Optical and dielectric technologies allow the continuous monitoring of mammalian cells in a bioprocess without the need for manual sampling or labeling, as well as cell counts the new methods provide data on the state of the cells. For example, optical methods can determine the changing morphology associated with the loss of viability. Capacitance measurements can determine changes in cytoplasmic conductivity indicative of the first stages of nutrient deprivation. The combination of these methods allows fine control during biopharmaceutical production processes.  

Continuous bioprocessing not only needs automation to control conditions, but control strategies to optimize productivity. This holds true for mammalian and microbial expression systems, in which the metabolic load to the cells may increase over time. This contribution will show digital twin-based control strategies how to achieve optimum specific productivity of recombinant protein production.

At UCB, we employ a range of strategies for cell culture media optimization, and these have been evolved over time to minimize cost and resources and to meet important internal deadlines. The presentation will share our learnings from these experiences and recommend best practices for our industry colleagues working on similar projects.

Hybrid modelling tools were developed for in silico culture media design with minimal wet lab activity requirements. Hybrid flux balance analysis tools (Hybrid-FBA) were developed combining a genome-scale model (GEM) of CHO-K1 cells with empirical information deduced from principal component analysis (PCA) of historical data. A key advantage is the ability to learn from experience. While the GEM is a fixed part of the model, the PCA (and the hybrid ensemble per inherency) will improve with each new cultivation performed. After sufficient validation cycles, the developed tools can be used to design ab initio custom feeds for every new molecule.

Machine learning models used in mammalian cell cultures can leverage both historical and real-time data, with the final goal to ensure a consistent product output quality and optimised process operation. We will show how a state-of-the-art model can design optimal experimental setups in an active learning scenario, bringing an improvement both in the quality of the data produced by experiments, and in the yield and robustness of the process itself.

Quality by Design (QbD)-guided bioprocess development is cost effective only if knowledge is transferred from one project to the next (horizontal knowledge transfer) and one scale to the other (vertical knowledge transfer). We developed a novel hybrid machine-learning method to allow model processes across scales, projects, and products. This method retains and transfers knowledge, reducing experiments across scales and for the development of a process of a new product.

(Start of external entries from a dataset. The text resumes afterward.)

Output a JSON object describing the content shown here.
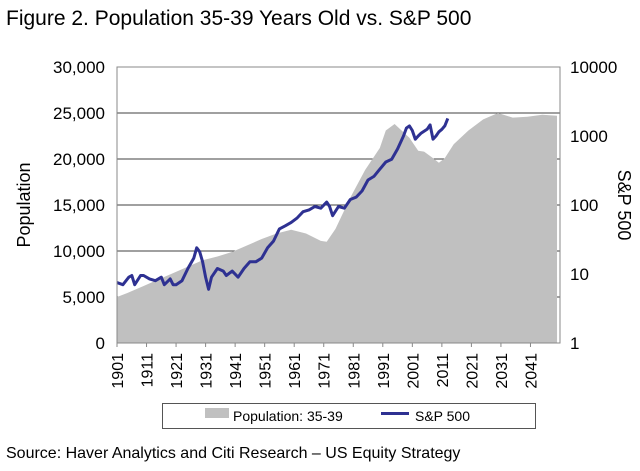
{
  "figure_title": "Figure 2. Population 35-39 Years Old vs. S&P 500",
  "source": "Source: Haver Analytics and Citi Research – US Equity Strategy",
  "colors": {
    "population": "#c0c0c0",
    "sp500": "#2e3192",
    "grid": "#000000"
  },
  "chart_data": {
    "type": "area",
    "title": "Figure 2. Population 35-39 Years Old vs. S&P 500",
    "xlabel": "",
    "ylabel": "Population",
    "y2label": "S&P 500",
    "x_ticks": [
      "1901",
      "1911",
      "1921",
      "1931",
      "1941",
      "1951",
      "1961",
      "1971",
      "1981",
      "1991",
      "2001",
      "2011",
      "2021",
      "2031",
      "2041"
    ],
    "xlim": [
      1901,
      2051
    ],
    "ylim": [
      0,
      30000
    ],
    "y_ticks": [
      "0",
      "5,000",
      "10,000",
      "15,000",
      "20,000",
      "25,000",
      "30,000"
    ],
    "y2lim": [
      1,
      10000
    ],
    "y2_scale": "log",
    "y2_ticks": [
      "1",
      "10",
      "100",
      "1000",
      "10000"
    ],
    "legend_position": "bottom",
    "series": [
      {
        "name": "Population: 35-39",
        "kind": "area",
        "axis": "left",
        "x": [
          1901,
          1905,
          1910,
          1915,
          1920,
          1925,
          1930,
          1935,
          1940,
          1945,
          1950,
          1955,
          1960,
          1965,
          1970,
          1972,
          1975,
          1980,
          1985,
          1990,
          1992,
          1995,
          2000,
          2003,
          2005,
          2008,
          2010,
          2012,
          2015,
          2020,
          2025,
          2030,
          2035,
          2040,
          2045,
          2050
        ],
        "values": [
          5000,
          5500,
          6200,
          6900,
          7600,
          8300,
          9000,
          9400,
          9900,
          10600,
          11300,
          11900,
          12300,
          11900,
          11100,
          11000,
          12400,
          15800,
          18800,
          21200,
          23100,
          23800,
          22300,
          20900,
          20800,
          20100,
          19600,
          20100,
          21600,
          23100,
          24300,
          25000,
          24500,
          24600,
          24800,
          24700
        ]
      },
      {
        "name": "S&P 500",
        "kind": "line",
        "axis": "right",
        "x": [
          1901,
          1903,
          1905,
          1906,
          1907,
          1909,
          1910,
          1912,
          1914,
          1916,
          1917,
          1919,
          1920,
          1921,
          1923,
          1925,
          1927,
          1928,
          1929,
          1930,
          1931,
          1932,
          1933,
          1935,
          1937,
          1938,
          1940,
          1942,
          1944,
          1946,
          1948,
          1950,
          1952,
          1954,
          1956,
          1958,
          1960,
          1962,
          1964,
          1966,
          1968,
          1970,
          1972,
          1973,
          1974,
          1976,
          1978,
          1980,
          1982,
          1984,
          1986,
          1988,
          1990,
          1992,
          1994,
          1996,
          1998,
          1999,
          2000,
          2001,
          2002,
          2003,
          2004,
          2006,
          2007,
          2008,
          2009,
          2010,
          2011,
          2012,
          2013
        ],
        "values": [
          7.5,
          7,
          9,
          9.5,
          7,
          9.5,
          9.5,
          8.5,
          8,
          9,
          7,
          8.5,
          7,
          7,
          8,
          12,
          17,
          24,
          21,
          15,
          9,
          6,
          9,
          12,
          11,
          9.5,
          11,
          9,
          12,
          15,
          15,
          17,
          24,
          30,
          45,
          50,
          56,
          65,
          80,
          85,
          95,
          90,
          110,
          95,
          70,
          95,
          90,
          120,
          130,
          160,
          230,
          260,
          330,
          420,
          460,
          650,
          1000,
          1300,
          1400,
          1200,
          900,
          1000,
          1100,
          1250,
          1450,
          900,
          1000,
          1150,
          1250,
          1400,
          1800
        ]
      }
    ]
  }
}
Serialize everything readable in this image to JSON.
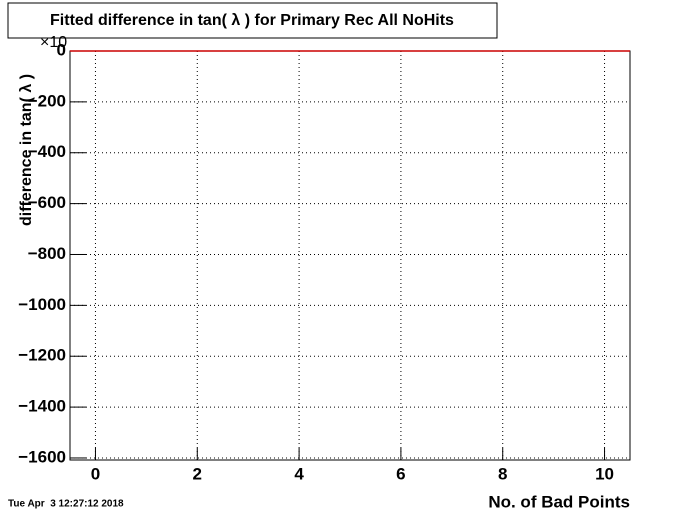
{
  "chart_data": {
    "type": "histogram",
    "title": "Fitted difference in tan( λ ) for Primary Rec All NoHits",
    "x_label": "No. of Bad Points",
    "y_label": "difference in tan( λ )",
    "y_multiplier": "×10",
    "timestamp": "Tue Apr  3 12:27:12 2018",
    "bins": [
      -0.5,
      0.5,
      1.5,
      2.5,
      3.5,
      4.5,
      5.5,
      6.5,
      7.5,
      8.5,
      9.5,
      10.5
    ],
    "values": [
      0,
      0,
      0,
      0,
      0,
      0,
      0,
      0,
      0,
      0,
      0
    ],
    "color": "#cc0000",
    "xlim": [
      -0.5,
      10.5
    ],
    "xticks": [
      0,
      2,
      4,
      6,
      8,
      10
    ],
    "ylim": [
      -1608,
      0
    ],
    "yticks": [
      0,
      {
        "value": -200,
        "label": "−200"
      },
      {
        "value": -400,
        "label": "−400"
      },
      {
        "value": -600,
        "label": "−600"
      },
      {
        "value": -800,
        "label": "−800"
      },
      {
        "value": -1000,
        "label": "−1000"
      },
      {
        "value": -1200,
        "label": "−1200"
      },
      {
        "value": -1400,
        "label": "−1400"
      },
      {
        "value": -1600,
        "label": "−1600"
      }
    ],
    "grid": true
  }
}
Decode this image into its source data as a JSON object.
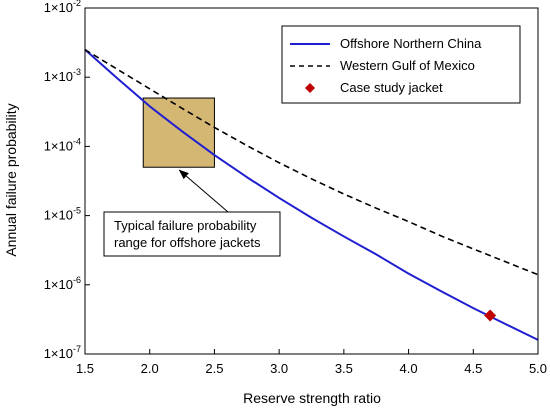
{
  "chart_data": {
    "type": "line",
    "xlabel": "Reserve strength ratio",
    "ylabel": "Annual failure probability",
    "xlim": [
      1.5,
      5.0
    ],
    "ylim": [
      1e-07,
      0.01
    ],
    "yscale": "log",
    "grid": false,
    "legend_position": "top-right",
    "x_ticks": [
      "1.5",
      "2.0",
      "2.5",
      "3.0",
      "3.5",
      "4.0",
      "4.5",
      "5.0"
    ],
    "y_ticks": [
      {
        "base": "1×10",
        "exp": "-7"
      },
      {
        "base": "1×10",
        "exp": "-6"
      },
      {
        "base": "1×10",
        "exp": "-5"
      },
      {
        "base": "1×10",
        "exp": "-4"
      },
      {
        "base": "1×10",
        "exp": "-3"
      },
      {
        "base": "1×10",
        "exp": "-2"
      }
    ],
    "series": [
      {
        "name": "Offshore Northern China",
        "color": "#1f1fd1",
        "style": "solid",
        "x": [
          1.5,
          1.75,
          2.0,
          2.25,
          2.5,
          2.75,
          3.0,
          3.25,
          3.5,
          3.75,
          4.0,
          4.25,
          4.5,
          4.75,
          5.0
        ],
        "y": [
          0.0025,
          0.00096,
          0.00038,
          0.000165,
          7.5e-05,
          3.6e-05,
          1.8e-05,
          9.3e-06,
          5e-06,
          2.75e-06,
          1.45e-06,
          8.1e-07,
          4.6e-07,
          2.7e-07,
          1.6e-07
        ]
      },
      {
        "name": "Western Gulf of Mexico",
        "color": "#000000",
        "style": "dashed",
        "x": [
          1.5,
          1.75,
          2.0,
          2.25,
          2.5,
          2.75,
          3.0,
          3.25,
          3.5,
          3.75,
          4.0,
          4.25,
          4.5,
          4.75,
          5.0
        ],
        "y": [
          0.0025,
          0.0013,
          0.00068,
          0.000355,
          0.000188,
          0.000103,
          5.8e-05,
          3.4e-05,
          2.05e-05,
          1.28e-05,
          8.2e-06,
          5.1e-06,
          3.3e-06,
          2.15e-06,
          1.4e-06
        ]
      }
    ],
    "points": [
      {
        "name": "Case study jacket",
        "color": "#c00000",
        "marker": "diamond",
        "x": 4.63,
        "y": 3.6e-07
      }
    ],
    "shaded_region": {
      "x": [
        1.95,
        2.5
      ],
      "y": [
        5e-05,
        0.0005
      ],
      "fill": "#c9a550",
      "opacity": 0.8,
      "stroke": "#000000"
    },
    "annotation": {
      "lines": [
        "Typical failure probability",
        "range for offshore jackets"
      ],
      "arrow_target": {
        "x": 2.23,
        "y": 5e-05
      }
    }
  }
}
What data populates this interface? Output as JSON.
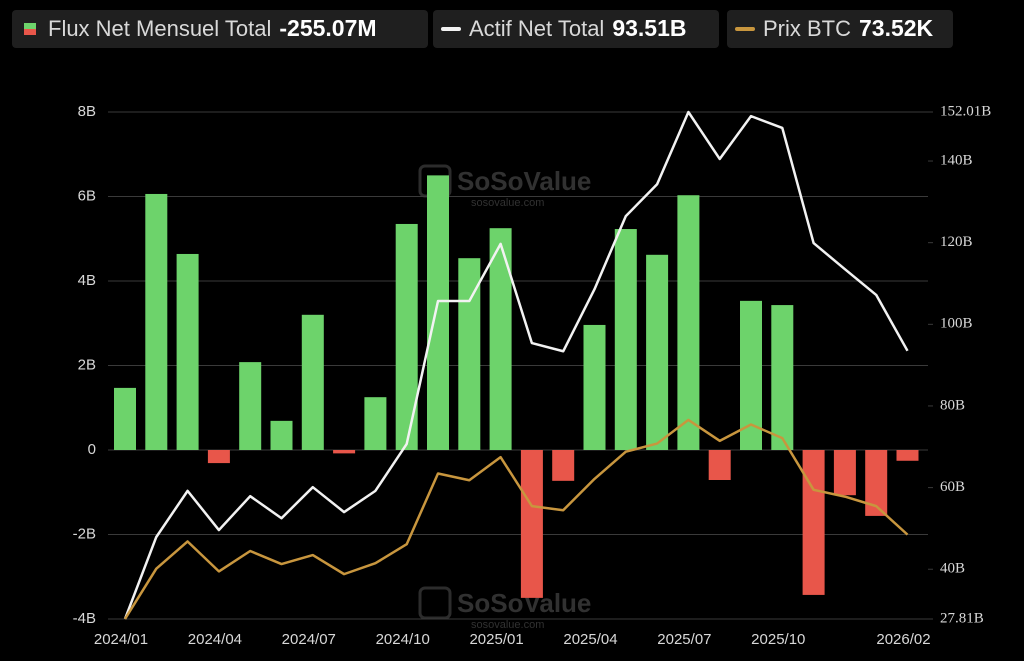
{
  "chart_data": {
    "type": "bar",
    "watermark": "SoSoValue",
    "watermark_url": "sosovalue.com",
    "categories": [
      "2024/01",
      null,
      null,
      "2024/04",
      null,
      null,
      "2024/07",
      null,
      null,
      "2024/10",
      null,
      null,
      "2025/01",
      null,
      null,
      "2025/04",
      null,
      null,
      "2025/07",
      null,
      null,
      "2025/10",
      null,
      null,
      null,
      "2026/02"
    ],
    "series": [
      {
        "name": "Flux Net Mensuel Total",
        "type": "bar",
        "color": "#6dd36b",
        "negative_color": "#e8564a",
        "values": [
          1.47,
          6.06,
          4.64,
          -0.31,
          2.08,
          0.69,
          3.2,
          -0.08,
          1.25,
          5.35,
          6.5,
          4.54,
          5.25,
          -3.5,
          -0.73,
          2.96,
          5.23,
          4.62,
          6.03,
          -0.71,
          3.53,
          3.43,
          -3.43,
          -1.07,
          -1.56,
          -0.25507
        ],
        "current": {
          "value": -0.25507,
          "label": "-255.07M"
        }
      },
      {
        "name": "Actif Net Total",
        "type": "line",
        "axis": "y2",
        "color": "#f2f2f2",
        "values": [
          27.81,
          47.9,
          59.2,
          49.6,
          57.9,
          52.5,
          60.1,
          54.0,
          59.2,
          70.7,
          105.7,
          105.7,
          119.7,
          95.4,
          93.4,
          108.6,
          126.5,
          134.3,
          152.01,
          140.5,
          151.0,
          148.1,
          119.9,
          113.5,
          107.2,
          93.51
        ],
        "current": {
          "value": 93.51,
          "label": "93.51B"
        }
      },
      {
        "name": "Prix BTC",
        "type": "line",
        "axis": "y3",
        "color": "#c8963e",
        "values": [
          42.5,
          61.0,
          71.0,
          60.0,
          67.5,
          62.7,
          66.0,
          59.0,
          63.0,
          70.0,
          96.0,
          93.5,
          102.0,
          84.0,
          82.5,
          94.0,
          104.0,
          107.0,
          115.7,
          108.0,
          114.0,
          109.0,
          90.0,
          87.5,
          84.0,
          73.52
        ],
        "current": {
          "value": 73.52,
          "label": "73.52K"
        }
      }
    ],
    "ylim": [
      -4,
      8
    ],
    "yticks": [
      {
        "value": -4,
        "label": "-4B"
      },
      {
        "value": -2,
        "label": "-2B"
      },
      {
        "value": 0,
        "label": "0"
      },
      {
        "value": 2,
        "label": "2B"
      },
      {
        "value": 4,
        "label": "4B"
      },
      {
        "value": 6,
        "label": "6B"
      },
      {
        "value": 8,
        "label": "8B"
      }
    ],
    "y2lim": [
      27.81,
      152.01
    ],
    "y2ticks": [
      {
        "value": 27.81,
        "label": "27.81B"
      },
      {
        "value": 40,
        "label": "40B"
      },
      {
        "value": 60,
        "label": "60B"
      },
      {
        "value": 80,
        "label": "80B"
      },
      {
        "value": 100,
        "label": "100B"
      },
      {
        "value": 120,
        "label": "120B"
      },
      {
        "value": 140,
        "label": "140B"
      },
      {
        "value": 152.01,
        "label": "152.01B"
      }
    ],
    "y3lim": [
      42.5,
      228.9
    ],
    "grid": true
  }
}
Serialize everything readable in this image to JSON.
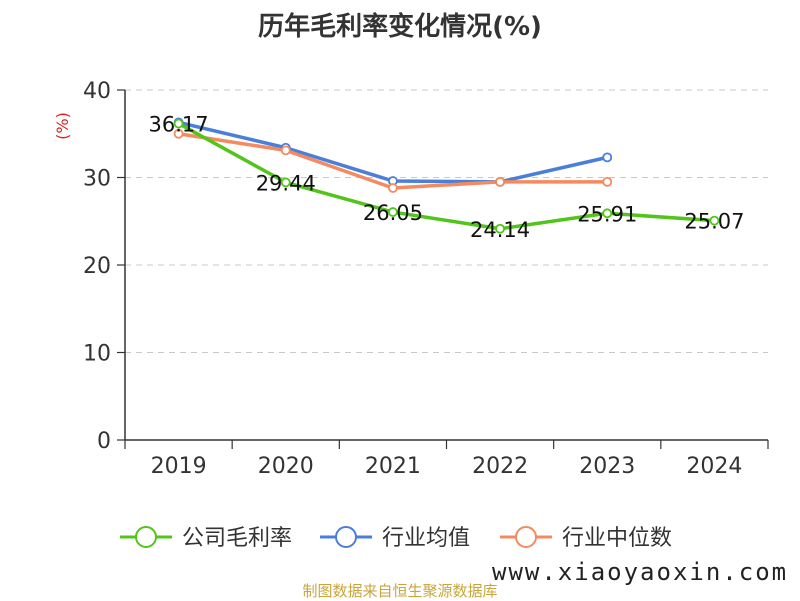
{
  "title": "历年毛利率变化情况(%)",
  "footer": "制图数据来自恒生聚源数据库",
  "watermark": "www.xiaoyaoxin.com",
  "chart_data": {
    "type": "line",
    "title": "历年毛利率变化情况(%)",
    "ylabel": "(%)",
    "xlabel": "",
    "categories": [
      "2019",
      "2020",
      "2021",
      "2022",
      "2023",
      "2024"
    ],
    "ylim": [
      0,
      40
    ],
    "yticks": [
      0,
      10,
      20,
      30,
      40
    ],
    "grid": true,
    "legend_position": "bottom",
    "series": [
      {
        "name": "公司毛利率",
        "color": "#52c41a",
        "values": [
          36.17,
          29.44,
          26.05,
          24.14,
          25.91,
          25.07
        ],
        "labels": true
      },
      {
        "name": "行业均值",
        "color": "#4a7fd9",
        "values": [
          36.3,
          33.4,
          29.6,
          29.5,
          32.3,
          null
        ],
        "labels": false
      },
      {
        "name": "行业中位数",
        "color": "#f5895f",
        "values": [
          35.0,
          33.1,
          28.8,
          29.5,
          29.5,
          null
        ],
        "labels": false
      }
    ]
  }
}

Sufficient process understanding in the QbD concept is a cumbersome task. Hybrid modeling and advanced design space screening methods reduce the required experimental effort to reduce overall development timelines. Conserving process understanding in these models enables model transfer from early-stage development until manufacturing. The presentation will cover model-assisted process characterization, process optimization, implementation of soft-sensors, and a model predictive control showcase. The audience will learn how to set up strategies for implementation of process modeling and digital twins and which pitfalls have to be overcome in order to accelerate the development from early-stage development until manufacturing. 

Following the launch of Eat Just's chicken nuggets, bioreactor-grown meat is now available at commercial outlets in Singapore. Other companies, using species such as Bos taurus or Sus scrofa, are developing technologies for manufacturing meat. Creating pork from a porcine cell line is more than simply using a high-intensity CHO-process to grow cells. This talk discusses challenges the nascent industry faces, learnings from the CHO-world, and where new thinking is needed if cell-based meats are to find space in supermarket aisles.

Bioprocesses for large-scale protein production are generally known to be labor-intensive, time-consuming and inefficient in the usage of assets. To ensure commercial viability of protein manufacturing for food application-- such as precision fermentation-derived caseins for human consumption – it is essential to rethink the entire bioprocess design, from GRAS strain engineering to lean downstream processing as well as a smart conceptual design that leads to a tremendous CAPEX reduction.

Biological additives (BAs), such as yeast extracts & peptones are important raw materials for mammalian & microbial growth media formulations.Selection & optimization of BAs, typically using Mixture DOE, can be enhanced using QSAR modelling. QSAR uses a multivariate summary of commercially available BA compositions. BA-QSAR is shown to improve selection &optimization of BAs & allows in-silico prediction of effects of manufacturing lot variability on cell culture performance.